被惹得狂怒的黑山羊幼仔挥舞着触手,终于把握住时机,高高抬起它生在身下的两只巨大的蹄子,狠狠朝着前方落下!
“咯嘣”一声巨响,足以肯定这骚扰它的家伙已经命丧于它的蹄下。
黑山羊幼仔得意地抬头——
它呆住了。
那只原本该被踏成血泥的夏塔克鸟拍打着翅膀,马一般的头颅在它跟前晃来晃去,“嘎嘎”地发出难听的叫声,像是在大肆嘲笑它上了当。
那它刚才踩的是——?!
黑山羊幼仔颤巍巍地再次抬起了前蹄,看见底下四分五裂的石块。
……它把母神的祭坛踩碎了。
第83章 母神
同一时间的市区。
夜色渐渐笼罩而下; 正该华灯初上。
这座城市的人口不多,市民们似乎也不怎么喜欢夜生活。

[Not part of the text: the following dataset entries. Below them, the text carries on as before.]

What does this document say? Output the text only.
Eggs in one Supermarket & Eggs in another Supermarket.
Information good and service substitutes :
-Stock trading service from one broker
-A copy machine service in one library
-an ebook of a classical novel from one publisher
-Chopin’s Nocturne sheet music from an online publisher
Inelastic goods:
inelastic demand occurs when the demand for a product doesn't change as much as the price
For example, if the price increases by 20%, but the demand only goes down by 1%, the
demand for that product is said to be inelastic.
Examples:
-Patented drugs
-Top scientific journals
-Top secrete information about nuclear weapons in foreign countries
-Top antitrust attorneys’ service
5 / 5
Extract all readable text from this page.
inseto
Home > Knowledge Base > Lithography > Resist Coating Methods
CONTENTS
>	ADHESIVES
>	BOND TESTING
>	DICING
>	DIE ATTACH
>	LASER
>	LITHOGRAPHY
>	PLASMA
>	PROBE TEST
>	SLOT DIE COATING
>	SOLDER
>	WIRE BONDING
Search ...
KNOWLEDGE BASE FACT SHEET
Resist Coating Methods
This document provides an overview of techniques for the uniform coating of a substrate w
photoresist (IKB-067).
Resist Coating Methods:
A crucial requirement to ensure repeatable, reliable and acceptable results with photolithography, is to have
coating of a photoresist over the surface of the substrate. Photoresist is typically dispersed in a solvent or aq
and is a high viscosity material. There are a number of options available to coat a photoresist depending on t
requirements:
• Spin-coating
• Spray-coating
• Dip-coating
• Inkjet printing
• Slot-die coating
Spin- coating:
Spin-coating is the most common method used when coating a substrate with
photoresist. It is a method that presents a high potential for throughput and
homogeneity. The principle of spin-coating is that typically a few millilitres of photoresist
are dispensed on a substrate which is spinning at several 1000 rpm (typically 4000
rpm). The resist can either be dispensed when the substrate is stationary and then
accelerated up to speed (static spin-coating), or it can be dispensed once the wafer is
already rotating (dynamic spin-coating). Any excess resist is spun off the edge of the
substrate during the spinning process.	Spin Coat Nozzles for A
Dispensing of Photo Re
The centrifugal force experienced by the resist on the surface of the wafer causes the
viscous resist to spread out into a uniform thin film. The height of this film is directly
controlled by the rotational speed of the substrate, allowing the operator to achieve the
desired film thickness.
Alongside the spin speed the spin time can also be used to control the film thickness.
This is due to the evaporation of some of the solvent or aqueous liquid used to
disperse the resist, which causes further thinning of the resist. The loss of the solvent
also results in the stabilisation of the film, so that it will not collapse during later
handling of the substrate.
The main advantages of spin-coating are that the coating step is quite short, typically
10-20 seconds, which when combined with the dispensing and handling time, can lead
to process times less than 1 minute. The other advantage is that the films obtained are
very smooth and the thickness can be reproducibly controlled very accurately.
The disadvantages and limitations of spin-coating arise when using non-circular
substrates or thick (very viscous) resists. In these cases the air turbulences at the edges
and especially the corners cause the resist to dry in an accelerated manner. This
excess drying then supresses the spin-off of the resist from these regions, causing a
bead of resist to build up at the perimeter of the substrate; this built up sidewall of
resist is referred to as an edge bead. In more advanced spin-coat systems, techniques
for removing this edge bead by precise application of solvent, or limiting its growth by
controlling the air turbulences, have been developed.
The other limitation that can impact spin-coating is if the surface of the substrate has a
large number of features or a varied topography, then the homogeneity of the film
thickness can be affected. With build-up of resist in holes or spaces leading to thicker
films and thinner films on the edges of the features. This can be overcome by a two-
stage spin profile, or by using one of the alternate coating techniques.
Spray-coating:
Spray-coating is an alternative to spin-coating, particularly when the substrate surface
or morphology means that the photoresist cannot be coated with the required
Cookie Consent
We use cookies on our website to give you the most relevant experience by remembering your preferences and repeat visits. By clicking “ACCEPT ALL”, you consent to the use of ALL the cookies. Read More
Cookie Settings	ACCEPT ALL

店内的钟表才刚刚走过七点; 路上已见不到有几个行人。
街边的一家饮品店还没有收起摆在外面的桌椅,值班店员趁着空闲偷起了懒。他边擦杯子边打着哈欠,时不时往外瞄一眼,琢磨着坐在那儿的两位客人什么时候才走。
那位年轻姑娘还好; 穿着打扮都正常; 只是多戴了顶鸭舌帽,眼下正百无聊赖地用吸管拨了拨玻璃杯里所剩无几的冰块。但另一个可怪异多了。
那人用长风衣把自己裹得严严实实; 颈后的兜帽也拉得很紧; 尽可能地不露出任何一寸皮肤。即便是不得不从衣服里露出来的地方; 也都用绷带缠着; 就连脸上也全是。
觉察出柜台那边投来的视线; 简明佳压下帽檐; 试图让自己被关注得少一点; 她这会儿多多少少有点心虚,只盼着越不显眼越好——虽然她知道只要这人还坐在旁边,这么做就是徒劳。
不过,这么容易吸引人注意力也不是坏事。等到杯底最后一块冰块也融成小球,简明佳听见有人急急忙忙地走近,一把拉开椅子坐下。
“一眼就看见你们坐在这儿了。”
那个人喘着气说:“我赶紧过了马路。”
不抬头还好,她一抬头就被对方的狼狈模样吓了一跳。
“你怎么搞成这样的?”简明佳问; “不是说打听打听消息吗?”
坐在对面的男人年纪不大; 套了件长衣; 她几个小时前见它还是件完整的外套,而不是现在这样衣摆全成了破破烂烂的布条。脸上有几道血印子,挠得还挺深。
“被追的。”他含混地说。
“先说说你那边有什么发现吧。”
她?
简明佳呼出一口气。
一睁开眼,发现只有自己坐在城市公园的长椅上,不见林柚和耿清河的影子,她是懵逼的。
好在她很快成功和另一位队友汇合——也就是方才赶来、坐在对面的男人,他自称叫罗景。两人把公园逛了个遍,确认周围再没有别的玩家,正琢磨着下一步怎么办之际,遇上了这位把自己从头到脚全遮住的怪人。
当时,他正站在一棵树下远远地看着他们。
或者不能说是“看”,因为他的脸部也被绷带完整地包着,只能说是面朝这个方向,招手让他们过来,要求他们称呼他为沃姆。
沃姆不是玩家,简明佳相当肯定这一点,他扮演着近似于剧情引导者的角色,不知怎的盯上了他们俩,想借此求助。
他不会说话,全靠写字。在一通夹杂着比划的交流中,她和罗景一步步了解到这座城市里正有个规模不小的秘密结社组织悄悄在地下活动,不日将举办个什么召唤仪式,沃姆想阻止他们。
俗话说狡兔三窟,这组织也不例外,沃姆只知道他们的集会地点之一。罗景自告奋勇地承担下了刺探情报的任务,约定好时间在这家饮料店碰面。
简明佳自然也不是什么都没做。
沃姆懂拉丁文,还对她手里的那两张纸很感兴趣。
在翻译出手稿上的部分配方后,他告诉她这可能会在他们之后要面临的战斗中派上不小的用处,他可以提供其中最重要的一样材料,要求她尽快配齐剩下的。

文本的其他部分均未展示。